To evaluate the effect of vitamin K, a second sample of blood will be taken for
determination of APTT, PT, FV, FVII, PIVKA, thrombocytes, d-dimer, fibrinogen
and CAT after 3 to 7 days. (The half-life of prothrombin is 60 hours) (2x 2.7
ml citrate whole blood)

The study S. Zeynelabidin et al. clearly shows that oral vitamin K therapy does
not correct the coagulopathy caused by vitamin K deficiency sufficiently in
most patients with PBD. The Protein Induced by Vitamin K Absence (PIVKA) levels
are still increased after high oral dosages of vitamin K in 90% of the patients
of our cohort.

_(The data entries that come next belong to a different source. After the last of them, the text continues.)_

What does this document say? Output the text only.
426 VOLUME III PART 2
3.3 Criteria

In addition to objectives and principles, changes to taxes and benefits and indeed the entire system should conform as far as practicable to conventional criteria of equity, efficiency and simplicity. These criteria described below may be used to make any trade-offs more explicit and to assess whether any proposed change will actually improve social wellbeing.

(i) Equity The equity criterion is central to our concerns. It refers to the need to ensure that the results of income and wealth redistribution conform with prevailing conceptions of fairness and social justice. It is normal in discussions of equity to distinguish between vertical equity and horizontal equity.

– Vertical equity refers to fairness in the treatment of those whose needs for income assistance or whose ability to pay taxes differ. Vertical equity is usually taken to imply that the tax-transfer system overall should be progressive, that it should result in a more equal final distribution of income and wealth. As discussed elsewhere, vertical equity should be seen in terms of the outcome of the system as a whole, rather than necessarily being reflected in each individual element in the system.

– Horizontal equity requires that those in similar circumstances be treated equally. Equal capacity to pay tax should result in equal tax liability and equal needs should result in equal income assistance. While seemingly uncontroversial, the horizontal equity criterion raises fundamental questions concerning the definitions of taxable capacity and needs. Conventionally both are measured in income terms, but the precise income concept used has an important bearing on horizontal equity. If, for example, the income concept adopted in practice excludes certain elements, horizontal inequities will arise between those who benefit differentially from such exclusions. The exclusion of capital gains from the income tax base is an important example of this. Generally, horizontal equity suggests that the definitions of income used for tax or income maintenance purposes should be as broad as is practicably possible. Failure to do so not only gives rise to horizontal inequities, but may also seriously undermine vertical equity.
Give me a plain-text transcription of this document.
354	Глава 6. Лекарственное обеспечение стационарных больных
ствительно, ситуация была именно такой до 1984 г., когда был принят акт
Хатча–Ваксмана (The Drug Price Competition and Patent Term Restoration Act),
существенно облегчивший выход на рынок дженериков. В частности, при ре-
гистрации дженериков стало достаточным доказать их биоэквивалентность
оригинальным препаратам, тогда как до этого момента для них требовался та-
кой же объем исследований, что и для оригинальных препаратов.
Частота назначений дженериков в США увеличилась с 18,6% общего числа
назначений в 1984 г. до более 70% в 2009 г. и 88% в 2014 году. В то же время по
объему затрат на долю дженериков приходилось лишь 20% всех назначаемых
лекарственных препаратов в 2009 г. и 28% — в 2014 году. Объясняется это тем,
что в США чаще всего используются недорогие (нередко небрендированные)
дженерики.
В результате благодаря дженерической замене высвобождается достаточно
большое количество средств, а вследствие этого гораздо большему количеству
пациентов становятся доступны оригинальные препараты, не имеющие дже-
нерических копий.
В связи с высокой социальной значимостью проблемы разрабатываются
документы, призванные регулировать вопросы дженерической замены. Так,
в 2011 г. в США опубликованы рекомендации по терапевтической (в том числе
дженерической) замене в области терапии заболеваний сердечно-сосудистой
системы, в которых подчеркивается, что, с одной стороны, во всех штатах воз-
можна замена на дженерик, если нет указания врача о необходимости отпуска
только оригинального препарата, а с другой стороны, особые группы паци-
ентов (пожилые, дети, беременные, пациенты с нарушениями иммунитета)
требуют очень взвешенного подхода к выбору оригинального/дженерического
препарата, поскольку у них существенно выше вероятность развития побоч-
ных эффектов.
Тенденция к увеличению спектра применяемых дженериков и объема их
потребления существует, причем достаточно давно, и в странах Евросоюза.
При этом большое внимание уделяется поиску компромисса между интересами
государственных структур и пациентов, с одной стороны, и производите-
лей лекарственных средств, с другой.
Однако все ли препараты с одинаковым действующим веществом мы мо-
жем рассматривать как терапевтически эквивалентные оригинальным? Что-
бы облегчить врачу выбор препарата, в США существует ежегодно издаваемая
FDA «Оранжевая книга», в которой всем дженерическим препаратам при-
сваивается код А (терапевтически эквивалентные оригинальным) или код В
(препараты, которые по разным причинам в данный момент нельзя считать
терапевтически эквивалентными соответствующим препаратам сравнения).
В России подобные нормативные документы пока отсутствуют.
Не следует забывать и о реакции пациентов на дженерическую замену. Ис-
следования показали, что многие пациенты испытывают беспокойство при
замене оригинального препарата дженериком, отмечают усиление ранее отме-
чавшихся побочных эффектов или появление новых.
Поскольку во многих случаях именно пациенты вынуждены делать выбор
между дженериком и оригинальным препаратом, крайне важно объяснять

Furthermore, in the study group of 38 patients, four (10%)
patients developed an intracranial haemorrhage. Two of them had increased PIVKA
levels despite high oral dosages of vitamin K supplementation and normal
platelet counts, pointing out a vitamin K deficient bleeding. Studies suggest
that intravenous vitamin K supplementation might be more effective in patients
with liver disease, which these patients also have.
The patients will have one extra visit. They normally have a routine check up
of their medication, so only their first visit where they receive vitamin K
will be different. Since children usually don*t prefer punctures, emla crème
will be used. Intravenous vitamin K rarely causes an allergic reaction but this
risk is minimal when injected slowly.
This study can only be done using this patient group since these specific
children show no response to oral vitamin K therapy for their coagulopathy. The
risk they have of a brain haemorrhage is 10%. We therefore think that the risks
of this intervention are negligible and the burden minimal. As a consequence,
we want to evaluate the effect of intravenous vitamin K supplementation in
patients with PBD disorders in order to reduce vitamin K deficient bleeding
complications, including intracranial haemorrhages.